We are in the process of developing case studies that attest to the project’s impact. We want to track students’ particular behaviours we offer support with to see how they develop in the music session and see if they can ultimately transfer back to the classroom setting with peers. The work is even more pertinent now with the legacy that Covid has had. Year two is a challenging year according to head teachers and there’s a real need for projects which can help with social skills for that age group.
It’s also important for us to consider how to recruit teachers who can deliver Good Vibrations, since being able to build relationship with the students and adapt to their needs is key. We’re really trying to ensure that we’re recruiting people with the right skills. We’re looking at intern programmes and apprenticeships. We’re exploring how to open the grassroots route into recruiting teachers in the provision area. Small steps are being taken but in three years the hope is to have the schools who’ve participated on Good Vibrations selling it to their peers, and have heads promoting to other heads. We know there is a real need for projects like Good Vibrations; about 10% of a class now have a challenge with communication and social skills and 100% of young offenders have issues with their communication and social skills.
Do you have any advice for those setting up their own music projects for young people?

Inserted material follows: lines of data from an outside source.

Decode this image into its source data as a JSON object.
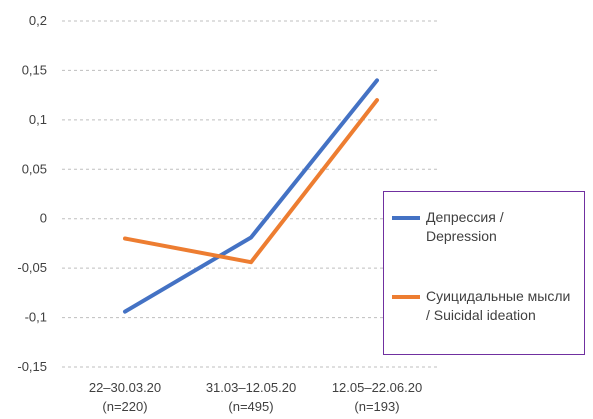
{
  "chart_data": {
    "type": "line",
    "categories": [
      [
        "22–30.03.20",
        "(n=220)"
      ],
      [
        "31.03–12.05.20",
        "(n=495)"
      ],
      [
        "12.05–22.06.20",
        "(n=193)"
      ]
    ],
    "series": [
      {
        "name": "Депрессия / Depression",
        "color": "#4472c4",
        "values": [
          -0.094,
          -0.019,
          0.14
        ]
      },
      {
        "name": "Суицидальные мысли / Suicidal ideation",
        "color": "#ed7d31",
        "values": [
          -0.02,
          -0.044,
          0.12
        ]
      }
    ],
    "yticks": [
      "0,2",
      "0,15",
      "0,1",
      "0,05",
      "0",
      "-0,05",
      "-0,1",
      "-0,15"
    ],
    "ylim": [
      -0.15,
      0.2
    ],
    "grid": "horizontal-dashed",
    "legend": "right",
    "legend_border_color": "#7030a0"
  }
}
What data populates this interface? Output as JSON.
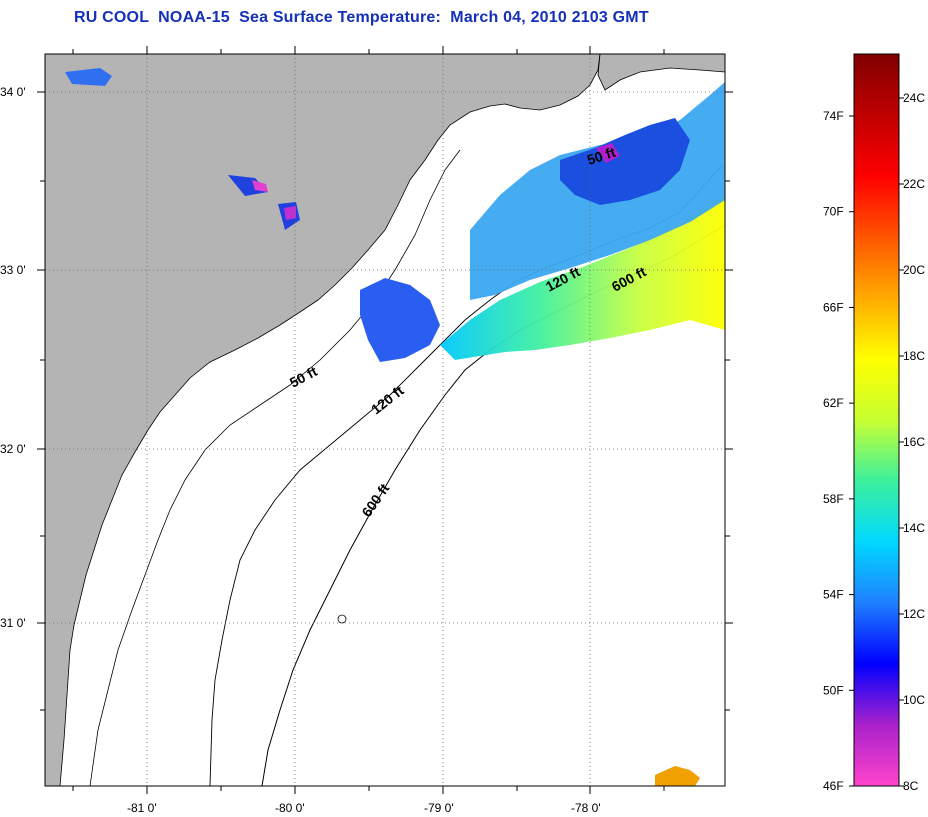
{
  "title": "RU COOL  NOAA-15  Sea Surface Temperature:  March 04, 2010 2103 GMT",
  "map": {
    "lat_labels": [
      "34 0'",
      "33 0'",
      "32 0'",
      "31 0'"
    ],
    "lon_labels": [
      "-81 0'",
      "-80 0'",
      "-79 0'",
      "-78 0'"
    ],
    "land_color": "#b4b4b4",
    "contour_labels": [
      "50 ft",
      "120 ft",
      "600 ft",
      "50 ft",
      "120 ft",
      "600 ft"
    ]
  },
  "color_scale": {
    "fahrenheit_labels": [
      "74F",
      "70F",
      "66F",
      "62F",
      "58F",
      "54F",
      "50F",
      "46F"
    ],
    "celsius_labels": [
      "24C",
      "22C",
      "20C",
      "18C",
      "16C",
      "14C",
      "12C",
      "10C",
      "8C"
    ],
    "colors": [
      "#ff44cc",
      "#aa22cc",
      "#0000ff",
      "#1f7fff",
      "#00d8ff",
      "#3cf09c",
      "#c8ff32",
      "#ffff00",
      "#ffaa00",
      "#ff5500",
      "#ff0000",
      "#c00000",
      "#800000"
    ]
  }
}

In the first instance a successful project relies on a colleague who has the right personality to manage it. There’s a lot of it that hinges on relationships. Youngsters with communication challenges need a strong vibrant and adaptable personality to be able to run and deliver the project in the best way. Someone who can go in with a toolkit and set of possible ideas rather than a rigid lesson plan. Someone who’s creative and can respond to the setting. From the school’s perspective they need to commit in a meaningful way, so the head teacher and the delivery lead need to meet with the music service before launching the project. There must be a clear understanding from the school around what their commitment is.